Roche's net debt stood at 6.7 billion francs by the end of 2013 and it has now paid off around two-thirds of its $46.8 billion purchase of Californian biotech firm Genentech in 2009.
Chief Executive Severin Schwan said the group's net debt to assets ratio of 11 percent at the end of last year was back in its target corridor of zero to 15 percent. But he said this was still above average compared to peers in the industry.
He declined to say how the company might use its cash if it could not find a suitable acquisition to spend the money on.
"The question is always of course ... M&A and that will very much depend on the opportunities coming up," Schwan told reporters. "But our strategy has not changed at all, we will continue to look out for bolt on acquisitions."
He said Roche was interested in adding to its pipeline in its pharmaceuticals division as well as buying technologies for its diagnostics unit, but did not give any price range.
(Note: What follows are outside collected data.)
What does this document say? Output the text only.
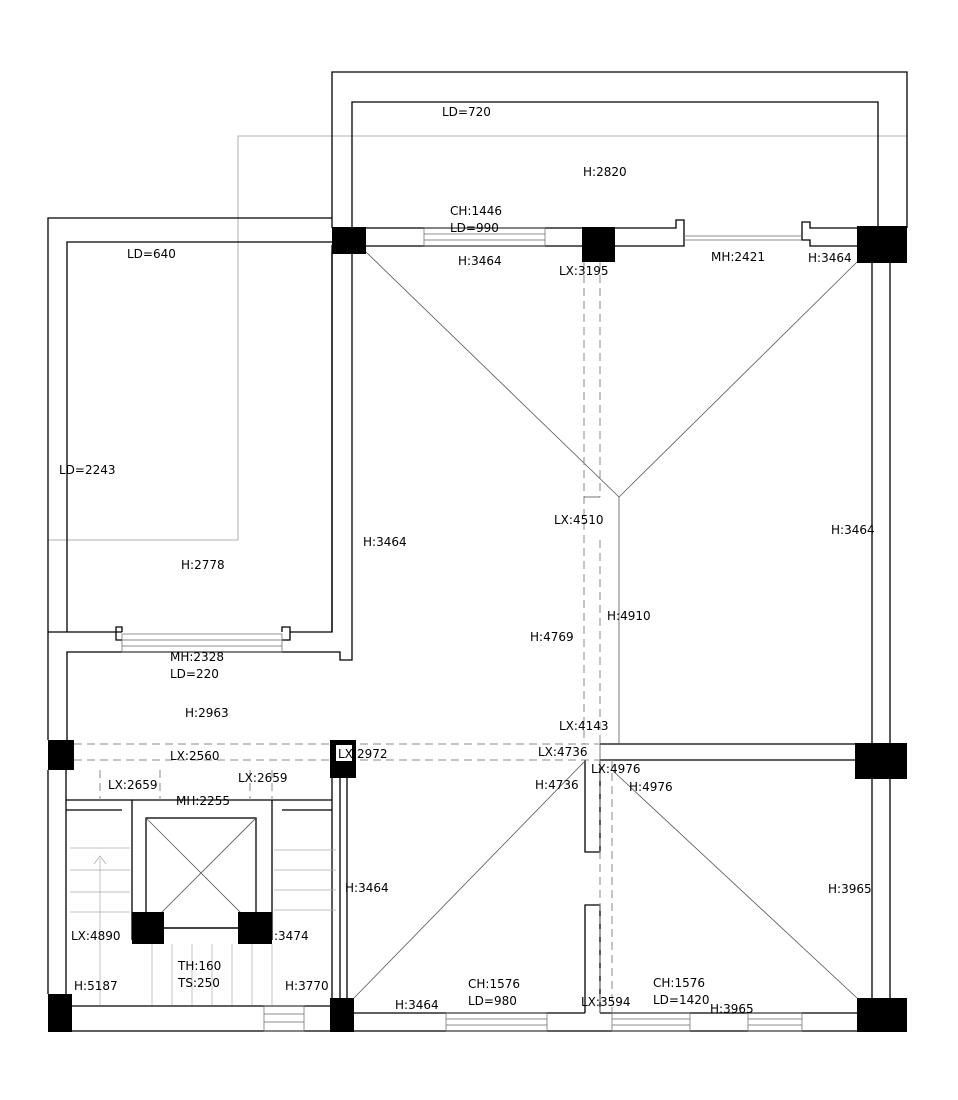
LD=720
H:2820
CH:1446
LD=990
H:3464
LX:3195
MH:2421	H:3464
LD=640
LD=2243
H:2778
H:3464
LX:4510
H:3464
H:4910
H:4769
MH:2328
LD=220
H:2963
LX:4143
LX:2560	LX:2972	LX:4736
LX:4976
H:4736	H:4976
LX:2659	LX:2659
MH:2255
H:3464	H:3965
LX:4890	:3474
TH:160
TS:250
H:5187	H:3770
H:3464
CH:1576
LD=980	LX:3594
CH:1576
LD=1420
H:3965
Since buying Genentech, the drugmaker has earned a reputation as a disciplined acquirer, prepared to walk away from potential deals rather than overpay.
In 2012, Roche abandoned an attempt to buy Illumina for $6.7 billion after shareholders in the U.S. gene-sequencing company held out for a higher price. Last year, Roche was said to be seeking financing for a potential bid for rare disease treatment specialist Alexion, but no deal has materialised.
STRONG SWISS FRANC
Roche's full-year sales rose 3 percent to 46.78 billion Swiss francs ($52.22 billion), in line with forecasts, and driven by strong demand for both its older and newer cancer medicines as well as its rheumatoid arthritis medicine Actemra.
Net profit rose 18 percent to 11.373 billion francs, missing the average analyst forecast for 11.626 billion in a Reuters poll. The figures were hit by currency swings, with Roche particularly hurt by a weakening of the Japanese yen against the Swiss franc. Chief Financial Officer Alan Hippe said the emerging market currency weakness would likely be a drag on 2014's figures.
Citi analyst Andrew Baum said the negative currency impact overshadowed otherwise robust fundamentals. He expects foreign exchange swings to shave 6 percent off core earnings per share this year, if current exchange rates persist.
Roche guided for 2014 sales to grow in the low-to-mid single digits percent, while core earnings per share (EPS) should grow ahead of sales. It expects the loss of exclusivity on chemotherapy drug Xeloda - its fifth biggest seller with sales of 1.5 billion francs last year - to drag on growth.
Roche has pushed ahead with plans to develop "follow on" medicines which it hopes will replace or breathe new life into older treatments. It is banking on a strong ramp-up of these products to defend its market share once copycat versions of biotech drugs known as "biosimilars" arrive.
This strategy showed it was bearing fruit on Thursday, as sales of Perjeta, a treatment for women with a particularly aggressive form of breast cancer, rose nearly five-fold to 326 million francs, from 56 million a year ago.
Shares in Roche, which rose 35 percent last year, were trading down 0.6 percent at 238.4 francs by 1040 GMT, compared to a flat European healthcare sector index.